After careful review of the evidence in the record, the
Commissioner is of the opinion that the petition should be granted
The order appealed herein was issued pursuant to Section
2522.6 of the Code which authorized the DHCR to establish the legal
regulated rent in certain situations. The rent was established at
$1.00 per month based on the erroneous conclusion that the tenant
had been forced to vacate the apartment because of a fire.
However, since the inspector found that the tenant was in
occupancy, establishing the rent at $1.00 was not appropriate.
Section 2523.4 of the Code requires the Division to order a
rent reduction to the level in effect prior to the most recent
guidelines adjustment for the period for which it is found that the
owner has failed to maintain required services. Required services
are defined in Section 2520.6 (r) as that space and those services
which the owner was maintaining or was required to maintain on the
applicable base date including repairs, decorating and maintenance.

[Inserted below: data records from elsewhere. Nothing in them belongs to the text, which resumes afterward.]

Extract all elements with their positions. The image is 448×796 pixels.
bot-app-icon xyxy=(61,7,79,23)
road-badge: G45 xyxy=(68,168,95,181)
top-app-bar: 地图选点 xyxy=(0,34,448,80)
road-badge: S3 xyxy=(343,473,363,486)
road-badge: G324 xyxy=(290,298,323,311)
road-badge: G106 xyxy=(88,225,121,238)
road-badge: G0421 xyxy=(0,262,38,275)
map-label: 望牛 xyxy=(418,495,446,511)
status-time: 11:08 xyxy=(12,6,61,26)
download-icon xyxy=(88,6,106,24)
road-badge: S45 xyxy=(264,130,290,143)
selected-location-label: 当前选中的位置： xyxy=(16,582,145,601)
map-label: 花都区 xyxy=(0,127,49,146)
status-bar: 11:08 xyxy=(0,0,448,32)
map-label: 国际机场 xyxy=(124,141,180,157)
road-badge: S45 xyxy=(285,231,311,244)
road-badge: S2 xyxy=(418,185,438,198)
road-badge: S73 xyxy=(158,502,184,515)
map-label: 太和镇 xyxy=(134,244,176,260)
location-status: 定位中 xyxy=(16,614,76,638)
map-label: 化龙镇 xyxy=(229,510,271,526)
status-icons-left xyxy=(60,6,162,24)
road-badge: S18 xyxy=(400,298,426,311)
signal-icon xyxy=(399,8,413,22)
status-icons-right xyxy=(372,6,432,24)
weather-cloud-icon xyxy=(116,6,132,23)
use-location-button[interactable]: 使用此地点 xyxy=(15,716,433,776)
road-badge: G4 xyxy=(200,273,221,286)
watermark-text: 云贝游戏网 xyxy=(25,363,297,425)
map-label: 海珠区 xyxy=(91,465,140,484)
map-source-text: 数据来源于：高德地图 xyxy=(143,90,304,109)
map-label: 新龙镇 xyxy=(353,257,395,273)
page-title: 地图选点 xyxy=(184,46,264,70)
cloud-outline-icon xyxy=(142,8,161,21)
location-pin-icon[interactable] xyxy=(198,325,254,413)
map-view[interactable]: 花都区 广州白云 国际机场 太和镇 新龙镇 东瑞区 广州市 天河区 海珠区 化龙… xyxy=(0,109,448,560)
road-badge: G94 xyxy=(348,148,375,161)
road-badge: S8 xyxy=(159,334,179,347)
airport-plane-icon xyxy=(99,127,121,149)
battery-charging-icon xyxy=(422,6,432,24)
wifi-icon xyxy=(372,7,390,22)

Pursuant to Section 2523.4, the Rent Administrator was
required to order a rent reduction to the level in effect prior to
the most recent guidelines adjustment based on the conditions
requiring repair described in the inspector's report. On remand,
the Administrator should issue such a rent reduction order,
effective March 1, 1988, the first rent payment date following
service of the complaint on the owner.
However, because a stay of the prospective application of the
Administrator's order was granted by the Commissioner on August 2,
1988, pursuant to the owner's request, the owner may reasonably
have concluded that the filing of a rent restoration application
was not warranted or appropriate. Accordingly, on remand, the
Administrator should investigate by means of a hearing if
necessary, when the conditions described by the inspector's report
were corrected and order the rent restored as of that date.
With regard to the owner's argument that it was not given a
full and fair opportunity to be heard, the Commissioner notes that
the owner filed an answer on March 12, 1988 wherein it agreed to
accept a rent of $1.00 for the month of March based on the
admission that services had been disrupted. The owner's April 27,
1988 request for additional time to answer was received by the
Administrator only after the order was issued.
With regard to the owner's argument that the service
reductions were de minimis in nature, the Commissioner finds that
the fact that the tenant did not have gas in the apartment that the
windows were boarded up and that painting and plastering was
required throughout the apartment can not be charactorized as
THEREFORE, pursuant to the Rent Stabilization Law and Code it
ORDERED, that this petition be, and the same hereby is,
granted in part, and that this proceeding be, and the same hereby
is, remanded to the Rent Administrator for further processing
consistent with this order and opinion.